Last year your grandson, Cody, made an entrance into this world. I ached for you to be here to celebrate this magical moment in my life and to be able to hold him and cherish him forever. However, beyond my tears, was a feeling. A deep feeling. Even though you are not here in sight, you are never far away from us. You are always there to guide us and protect us.

Our little Cody, now turned one, waves night night to his grandad angel in the sky. He will always know who you are and that you are his secret friend just like you are mine and that all he has to do is whisper and you will be there to lead him the right way.

I may not have my own memories of you but through pictures and talk, I have images and they are unbreakable. No one can take them away from me.

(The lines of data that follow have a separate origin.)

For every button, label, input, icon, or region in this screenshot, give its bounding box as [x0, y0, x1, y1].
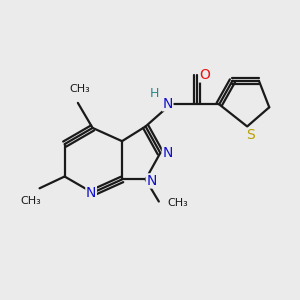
Text: CH₃: CH₃ [20, 196, 41, 206]
Text: N: N [146, 174, 157, 188]
Text: N: N [86, 186, 96, 200]
Text: H: H [150, 87, 159, 100]
Text: N: N [163, 97, 173, 111]
Text: CH₃: CH₃ [167, 198, 188, 208]
Text: S: S [246, 128, 254, 142]
Text: CH₃: CH₃ [69, 84, 90, 94]
Text: O: O [199, 68, 210, 82]
Text: N: N [163, 146, 173, 160]
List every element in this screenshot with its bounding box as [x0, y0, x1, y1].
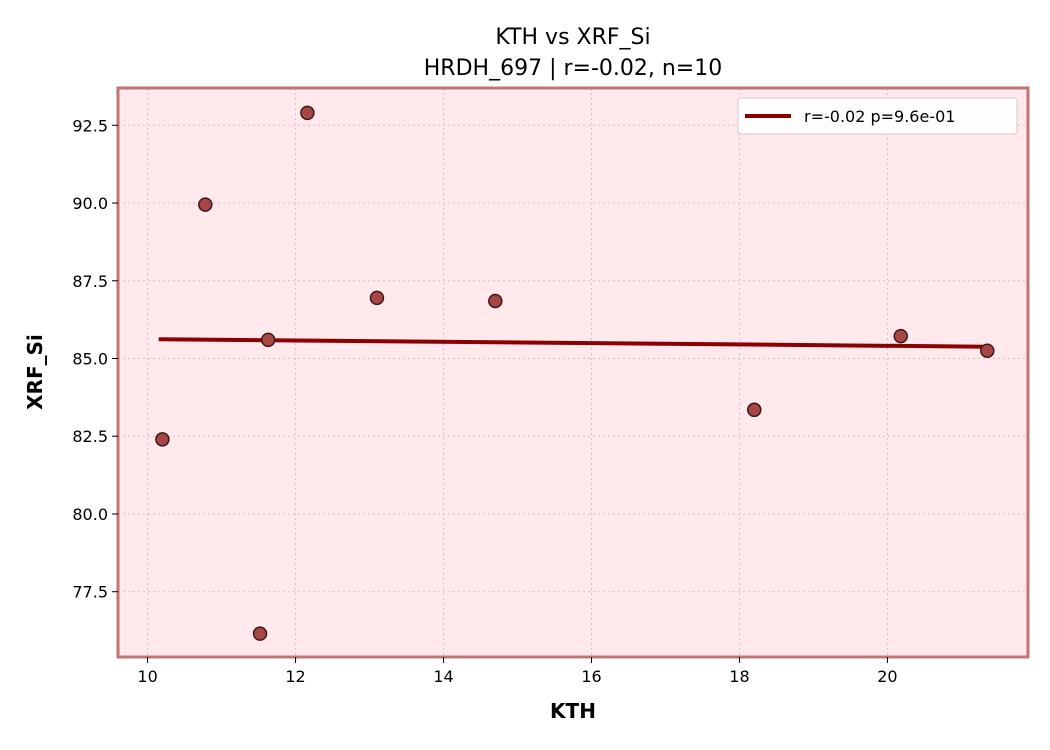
- x-tick-label: 12: [285, 667, 305, 686]
- y-tick-label: 82.5: [72, 427, 108, 446]
- x-tick-label: 18: [729, 667, 749, 686]
- ticks: 10 12 14 16 18 20 77.5 80.0 82.5 85.0 87.5 90.0 92.5: [72, 116, 897, 686]
- plot-frame: [116, 86, 1030, 659]
- chart-title: KTH vs XRF_Si: [495, 25, 650, 50]
- legend-box: [737, 97, 1018, 135]
- data-point: [369, 290, 385, 306]
- x-tick-label: 16: [581, 667, 601, 686]
- x-tick-label: 10: [137, 667, 157, 686]
- data-point: [980, 343, 995, 358]
- data-point: [893, 328, 908, 344]
- legend: r=-0.02 p=9.6e-01: [737, 97, 1018, 135]
- plot-area: [118, 88, 1028, 657]
- y-axis-label: XRF_Si: [23, 334, 47, 410]
- y-tick-label: 90.0: [72, 194, 108, 213]
- grid: [118, 88, 1028, 657]
- data-point: [155, 432, 170, 447]
- y-tick-label: 85.0: [72, 350, 108, 369]
- data-point: [747, 402, 762, 418]
- trendline-layer: [158, 337, 988, 349]
- x-tick-label: 20: [877, 667, 897, 686]
- chart-subtitle: HRDH_697 | r=-0.02, n=10: [424, 56, 722, 81]
- data-point: [300, 105, 315, 121]
- data-point: [488, 293, 503, 309]
- trendline: [158, 337, 988, 349]
- y-tick-label: 80.0: [72, 505, 108, 524]
- data-point: [260, 332, 276, 348]
- y-tick-label: 77.5: [72, 583, 108, 602]
- y-tick-label: 92.5: [72, 116, 108, 135]
- x-tick-label: 14: [433, 667, 453, 686]
- data-point: [252, 626, 268, 641]
- points-layer: [155, 105, 995, 641]
- x-axis-label: KTH: [550, 699, 596, 723]
- legend-label: r=-0.02 p=9.6e-01: [804, 107, 955, 126]
- y-tick-label: 87.5: [72, 272, 108, 291]
- data-point: [198, 197, 213, 212]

You will continue to shine through Cody.

My daddy with the angels.

You will never be forgotten.

All my love

Kirsty xxxx

On April 15, 1989, 96 Liverpool supporters travelled on a bright summer's day to watch the team they love play in an FA Cup semi-final. Because of the incompetence of the authorities on the day, they never returned home to their families. For 20 years we have been striving for justice and our fight will go on because justice has never been done. Our thoughts today and always will be with the families and friends of our fellow fans who lost their lives on that dreadful day. The 96 will never walk alone and will always be in our thoughts.